The SJ Mercury News (and lots of other people) are reporting that the US Justice department is trying to get Google to disclose massive amounts of search index data. What’s unique and troubling about this is that Justice aren’t claiming that Google have done anything wrong or that the Google information directly relates to any crime: they just want use Google’s index as a way to save themselves the hassle of indexing the web for themselves.
This is sheer laziness (and nigh on lunacy). If Justice wanted to crawl the whole web and index it, most people would have a cow. We would scream about unwarranted government oversight into free speech and expression. We would complain about the wasted government resources from an administration that appears to be a little bit obsessed with sex. Likewise, we should complain just as loudly when they ask Google to use their information for free.
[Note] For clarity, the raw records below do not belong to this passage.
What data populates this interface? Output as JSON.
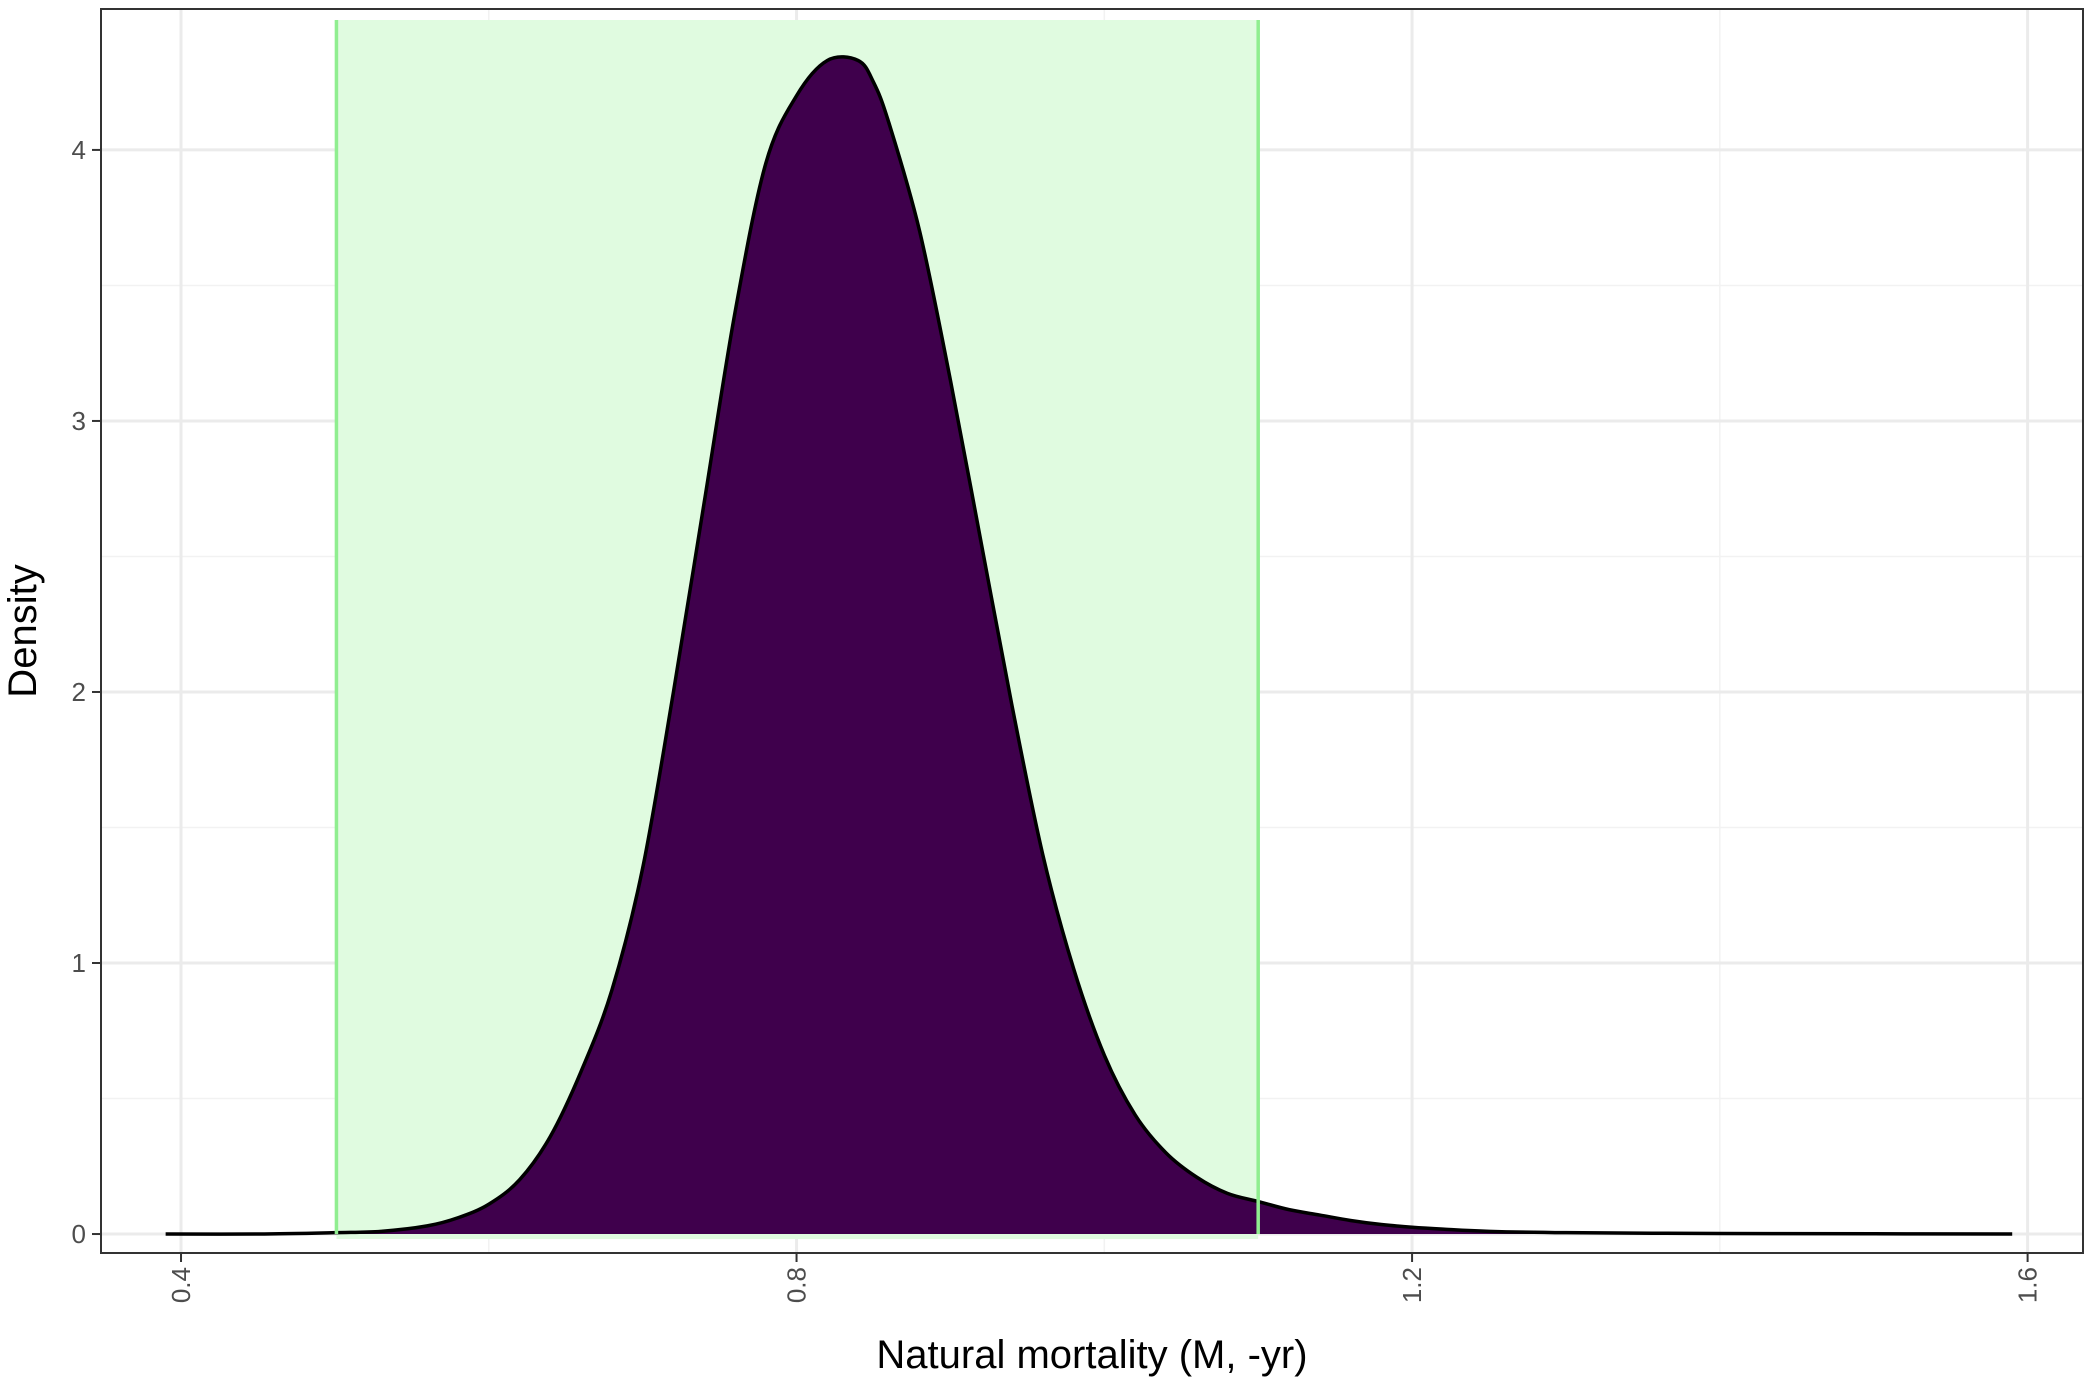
{
  "chart_data": {
    "type": "area",
    "title": "",
    "xlabel": "Natural mortality (M, -yr)",
    "ylabel": "Density",
    "xlim": [
      0.348,
      1.636
    ],
    "ylim": [
      -0.07,
      4.52
    ],
    "x_ticks": [
      0.4,
      0.8,
      1.2,
      1.6
    ],
    "x_tick_labels": [
      "0.4",
      "0.8",
      "1.2",
      "1.6"
    ],
    "x_minor_ticks": [
      0.6,
      1.0,
      1.4
    ],
    "y_ticks": [
      0,
      1,
      2,
      3,
      4
    ],
    "y_tick_labels": [
      "0",
      "1",
      "2",
      "3",
      "4"
    ],
    "y_minor_ticks": [
      0.5,
      1.5,
      2.5,
      3.5
    ],
    "grid": true,
    "legend": "none",
    "band": {
      "xmin": 0.501,
      "xmax": 1.1,
      "fill": "#e0fbe0",
      "line_color": "#90ee90"
    },
    "density": {
      "fill": "#3f004c",
      "stroke": "#000000",
      "x": [
        0.39,
        0.45,
        0.5,
        0.53,
        0.56,
        0.58,
        0.6,
        0.62,
        0.64,
        0.66,
        0.68,
        0.7,
        0.72,
        0.74,
        0.76,
        0.78,
        0.8,
        0.82,
        0.84,
        0.85,
        0.86,
        0.88,
        0.9,
        0.92,
        0.94,
        0.96,
        0.98,
        1.0,
        1.02,
        1.04,
        1.06,
        1.08,
        1.1,
        1.12,
        1.14,
        1.16,
        1.18,
        1.2,
        1.22,
        1.25,
        1.3,
        1.4,
        1.5,
        1.59
      ],
      "y": [
        0,
        0,
        0.005,
        0.01,
        0.03,
        0.06,
        0.11,
        0.2,
        0.36,
        0.6,
        0.9,
        1.35,
        2.0,
        2.7,
        3.4,
        3.95,
        4.2,
        4.33,
        4.33,
        4.25,
        4.1,
        3.7,
        3.15,
        2.55,
        1.95,
        1.4,
        0.98,
        0.66,
        0.44,
        0.3,
        0.21,
        0.15,
        0.12,
        0.09,
        0.07,
        0.05,
        0.035,
        0.025,
        0.018,
        0.01,
        0.005,
        0.002,
        0.001,
        0
      ]
    }
  }
}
There are lots of appropriate ways for the US Federal government to use information from private companies to carry out legitimate government missions. Heck, Renesys is involved in several of these. We believe that the information services that we provide about the Internet are useful as part of various government efforts to understand and secure infrastructure. We work with several US Federal agencies and groups providing services for Internet infrastructure protection, and we’re happy to do so. Those people have hard jobs and our information and tools hopefully make those jobs a little bit easier. That’s something we’re proud of. But we would resist being forced to give up that kind of information for free, even though the information that we offer is global in nature and does not offer much in the way of individually identifiable information.
Now, look quickly at the purpose the Justice Department states for the required data from Google: they want one or more big search indexes to try to determine the probability that a child will receive “inappropriate content” as the result of a search. Given that they want to regulate “inappropriate content” with protection of children as the stated goal, this seems like a reasonable research question. Guess what? Amazon’s Alexa search engine has opened up their entire index for commercial use (more about possible other implications of this in some future posting, I’m sure). Moreover, Alexa tags every result page with “porn”/”not porn”. According to Alexa, indexing the whole web costs a few thousand US$. So why doesn’t Justice just pay for it rather than try to get it for free from Google?
It’s even scarier to note that the Justice Department claims that “other, unspecified search engines have agreed to release the information, but not Google.” And you thought Google was overreaching and concerning? What about those “unspecified search engines” who turned over this data?